Carlos is squandering his talents in South Beach...
Carlos Lee. Power singles hitter. Rancher. Calf-Roper. Carlos Lee’s business card seems to have everything he wants on there, and he obviously didn’t want to have to order new ones in Dodger blue. That has to be the reason he declined a trade from cellar to contender. He picked the 5th place Astros over the game-and-a-half-back Dodgers.
He chose PB&J over prime rib.
He says it was his ranch and family, although three months in LA seems worth it when you have a chance to contend for the first time in almost a decade.
In those three months he could taste his first career playoff victory, which seems like a strong possibility with Clayton Kershaw starting Game 1. He could have rejuvenated his career and earned himself another payday batting between Andre Ethier and Matt Kemp instead of being the lone threat in the worst lineup in the league.
Maybe he enjoys being on bad teams. That would explain why he vetoed the Dodgers but turned around and agrees to the Miami Marlins. Maybe those extra 45 minutes he gains flying to Miami instead of L.A. are a huge selling point. For instance, in 45 minutes Carlos could do one of the following:
Check on his cattle.
See half of Bio-Dome.
Run out a double.
Which Job Should Carlos Lee have?
Since Carlos is obviously a complex man of many talents, what other jobs can we find for him?
While an Astro, 53 of Lee’s 74 hits were singles. He owned a .287 average and his on-base percentage would rank in the bottom third of lead-off guys…he has yet to steal a base or even attempt one, but that’s because…OK moving on.
He has everything you look for in a power hitter, besides the numbers. His five homers were tied for sixth on the team along with Matt Downs’ 143 less at-bats and 5’5” Jose Altuve. This is going to be harder than I thought…
Star in a Remake of The Parent Trap
Carlos Lee could make a jump from former silver slugger to the silver screen, and this part would help ease the transition. Carlos and his brother, also named Carlos, could make a Step Brothers-esque version of The Parent Trap. They both played baseball for the Milwaukee Brewers, which could play perfectly into the plot of the story.

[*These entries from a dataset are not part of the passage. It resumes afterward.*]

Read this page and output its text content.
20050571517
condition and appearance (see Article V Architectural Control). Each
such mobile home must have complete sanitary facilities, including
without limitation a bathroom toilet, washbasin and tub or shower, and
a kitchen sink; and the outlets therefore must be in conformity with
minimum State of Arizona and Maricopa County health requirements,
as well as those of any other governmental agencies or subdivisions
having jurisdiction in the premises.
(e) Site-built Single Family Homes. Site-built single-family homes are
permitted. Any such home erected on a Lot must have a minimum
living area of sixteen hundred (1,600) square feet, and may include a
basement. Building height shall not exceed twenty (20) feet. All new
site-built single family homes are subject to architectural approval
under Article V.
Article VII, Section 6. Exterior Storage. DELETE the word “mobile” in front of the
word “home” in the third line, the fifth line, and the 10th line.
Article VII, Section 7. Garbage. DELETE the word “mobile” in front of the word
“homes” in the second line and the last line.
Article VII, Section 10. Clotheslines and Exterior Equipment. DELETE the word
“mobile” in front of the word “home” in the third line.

And he would have been on the West coast! Unfortunately, Carlos has never been a great interviewer, and it would be hard to watch an entire English movie and still need English subtitles…
The Third Horseman of the Apocalypse
Carlos was given the nickname El Caballo (which means horse) while he was in Milwaukee, and he would be a shoo-in (no pun intended) as the dark horse of the apocalypse. This horse represents famine, which we’ve seen in Lee’s Home Run numbers. There is also a reference to being paid 10 times the going rate for bread (in this sense singles), and with Lee’s $100 million contract, the similarities become uncanny…

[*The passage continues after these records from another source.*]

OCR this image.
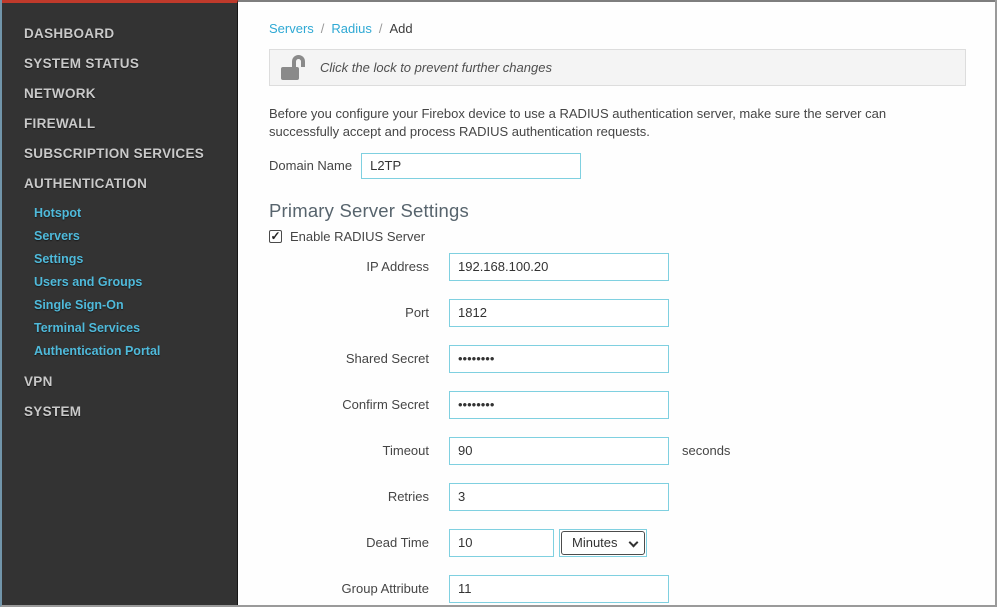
DASHBOARD
SYSTEM STATUS
NETWORK
FIREWALL
SUBSCRIPTION SERVICES
AUTHENTICATION
Hotspot
Servers
Settings
Users and Groups
Single Sign-On
Terminal Services
Authentication Portal
VPN
SYSTEM
Servers / Radius / Add
Click the lock to prevent further changes

Before you configure your Firebox device to use a RADIUS authentication server, make sure the server can successfully accept and process RADIUS authentication requests.

Domain Name
L2TP
Primary Server Settings
✓ Enable RADIUS Server
IP Address
192.168.100.20
Port
1812
Shared Secret
••••••••
Confirm Secret
••••••••
Timeout
90	seconds
Retries
3
Dead Time
10
Minutes
Group Attribute
11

The Third Horseman seems perfect, but Carlos is anything but famished. He is pleasantly plump and maybe can use that to his advantage. He’s maintained that the reason he doesn’t run hard on the base paths is because he wants opponents to think he’s slow, but when he needs to turn it on, he will.

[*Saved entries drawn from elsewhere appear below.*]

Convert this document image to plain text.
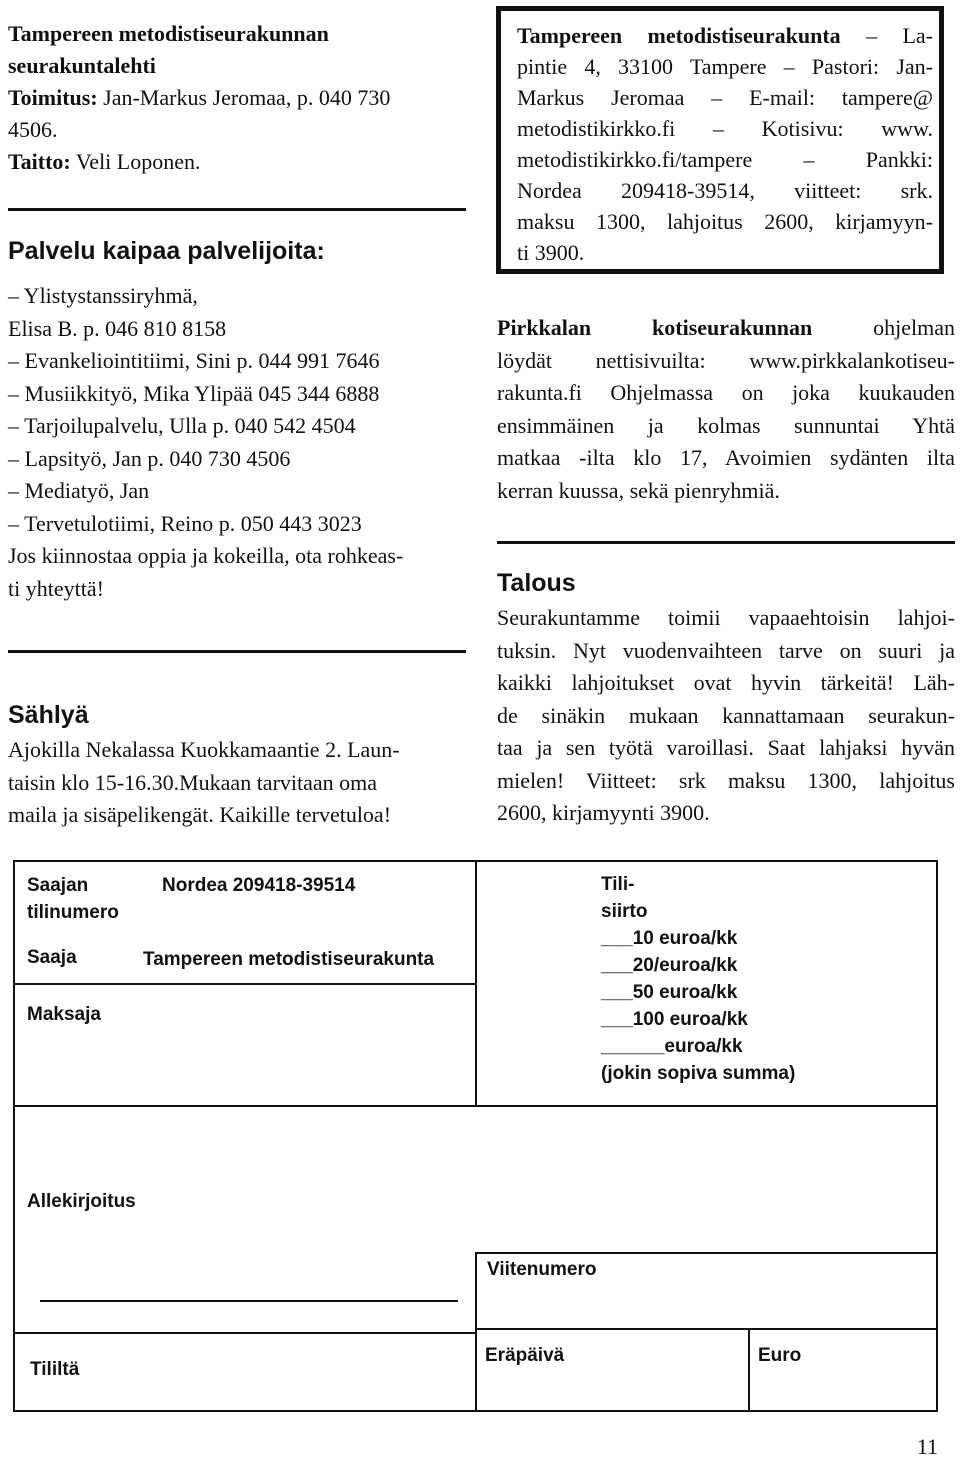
Tampereen metodistiseurakunnan
seurakuntalehti
Toimitus: Jan-Markus Jeromaa, p. 040 730
4506.
Taitto: Veli Loponen.
Palvelu kaipaa palvelijoita:
– Ylistystanssiryhmä,
Elisa B. p. 046 810 8158
– Evankeliointitiimi, Sini p. 044 991 7646
– Musiikkityö, Mika Ylipää 045 344 6888
– Tarjoilupalvelu, Ulla p. 040 542 4504
– Lapsityö, Jan p. 040 730 4506
– Mediatyö, Jan
– Tervetulotiimi, Reino p. 050 443 3023
Jos kiinnostaa oppia ja kokeilla, ota rohkeas-
ti yhteyttä!
Sählyä
Ajokilla Nekalassa Kuokkamaantie 2. Laun-
taisin klo 15-16.30.Mukaan tarvitaan oma
maila ja sisäpelikengät. Kaikille tervetuloa!
Tampereen metodistiseurakunta – La-
pintie 4, 33100 Tampere – Pastori: Jan-
Markus Jeromaa – E-mail: tampere@
metodistikirkko.fi – Kotisivu: www.
metodistikirkko.fi/tampere – Pankki:
Nordea 209418-39514, viitteet: srk.
maksu 1300, lahjoitus 2600, kirjamyyn-
ti 3900.
Pirkkalan kotiseurakunnan ohjelman
löydät nettisivuilta: www.pirkkalankotiseu-
rakunta.fi Ohjelmassa on joka kuukauden
ensimmäinen ja kolmas sunnuntai Yhtä
matkaa -ilta klo 17, Avoimien sydänten ilta
kerran kuussa, sekä pienryhmiä.
Talous
Seurakuntamme toimii vapaaehtoisin lahjoi-
tuksin. Nyt vuodenvaihteen tarve on suuri ja
kaikki lahjoitukset ovat hyvin tärkeitä! Läh-
de sinäkin mukaan kannattamaan seurakun-
taa ja sen työtä varoillasi. Saat lahjaksi hyvän
mielen! Viitteet: srk maksu 1300, lahjoitus
2600, kirjamyynti 3900.
Saajan
tilinumero
Nordea 209418-39514
Saaja	Tampereen metodistiseurakunta
Maksaja
Tili-
siirto
___10 euroa/kk
___20/euroa/kk
___50 euroa/kk
___100 euroa/kk
______euroa/kk
(jokin sopiva summa)
Allekirjoitus
Viitenumero
Tililtä
Eräpäivä	Euro
11
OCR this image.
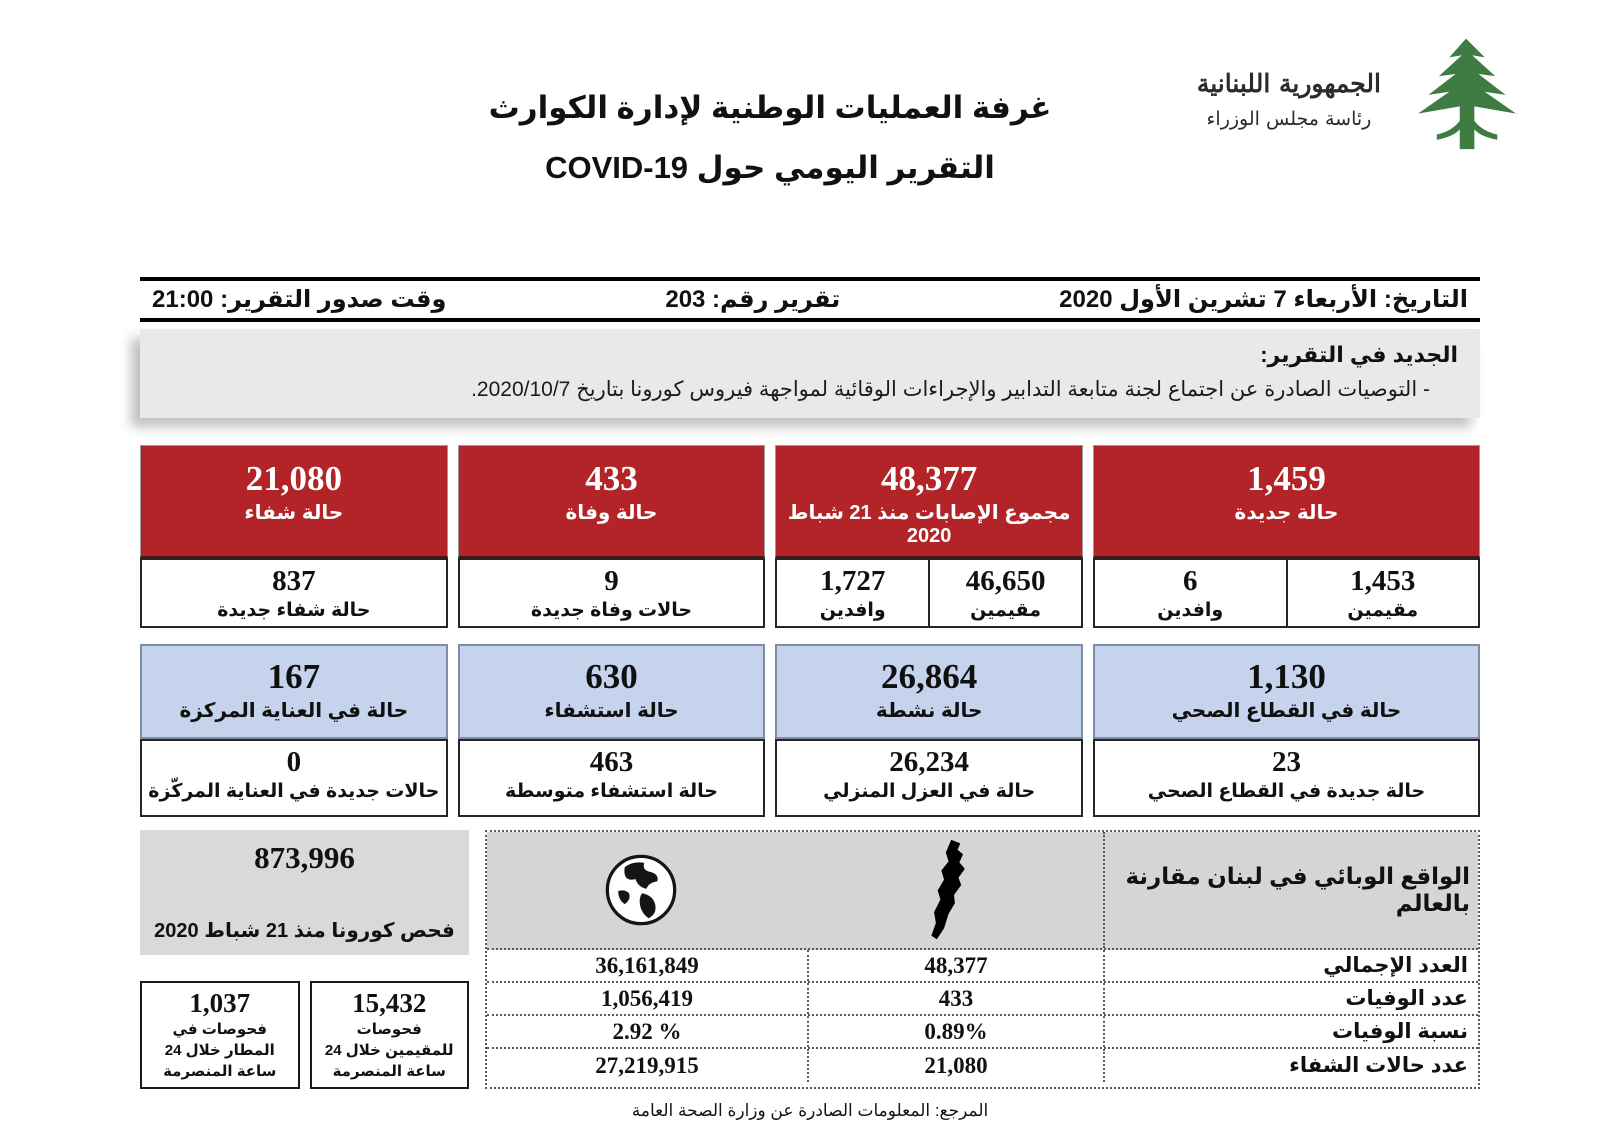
الجمهورية اللبنانية
رئاسة مجلس الوزراء
غرفة العمليات الوطنية لإدارة الكوارث
التقرير اليومي حول COVID-19
التاريخ: الأربعاء 7 تشرين الأول 2020
تقرير رقم: 203
وقت صدور التقرير: 21:00
الجديد في التقرير:
- التوصيات الصادرة عن اجتماع لجنة متابعة التدابير والإجراءات الوقائية لمواجهة فيروس كورونا بتاريخ 2020/10/7.
1,459
حالة جديدة
1,453
مقيمين
6
وافدين
48,377
مجموع الإصابات منذ 21 شباط 2020
46,650
مقيمين
1,727
وافدين
433
حالة وفاة
9
حالات وفاة جديدة
21,080
حالة شفاء
837
حالة شفاء جديدة
1,130
حالة في القطاع الصحي
23
حالة جديدة في القطاع الصحي
26,864
حالة نشطة
26,234
حالة في العزل المنزلي
630
حالة استشفاء
463
حالة استشفاء متوسطة
167
حالة في العناية المركزة
0
حالات جديدة في العناية المركّزة
الواقع الوبائي في لبنان مقارنة بالعالم
العدد الإجمالي
48,377
36,161,849
عدد الوفيات
433
1,056,419
نسبة الوفيات
0.89%
2.92 %
عدد حالات الشفاء
21,080
27,219,915
873,996
فحص كورونا منذ 21 شباط 2020
15,432
فحوصات للمقيمين خلال 24 ساعة المنصرمة
1,037
فحوصات في المطار خلال 24 ساعة المنصرمة
المرجع: المعلومات الصادرة عن وزارة الصحة العامة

He could use this same philosophy for competitive eating. Eat a few hot dogs in the first half of the contest and, when the competition is slowing down, blow by them.
Unfortunately, the Grandaddy of all the contests, Nathans hot dog eating contest, is held on the 4th of July, which is during the season. Carlos already has a clause that allows him to miss some spring training, so he can go to the Houston Livestock Show and Rodeo. That was negotiated under former owner Drayton McLane, but I doubt Jim Crane will allow another clause so…
Minute Maid Train Driver
Once the Astros go to the AL West, Lee could conduct the train as the DH and drive it around to celebrate the home runs that come with AL baseball.
It’s not far from his old home in left field, and the beauty of it is that he’s not hitting any home runs, so they won’t need to replace him when he’s at bat. This seemed like a winner to me, but unfortunately, management is installing a billboard and getting rid of the train. Tough luck Carlos; luckily for the Astros, it wasn’t too late to get you on the last train out of there.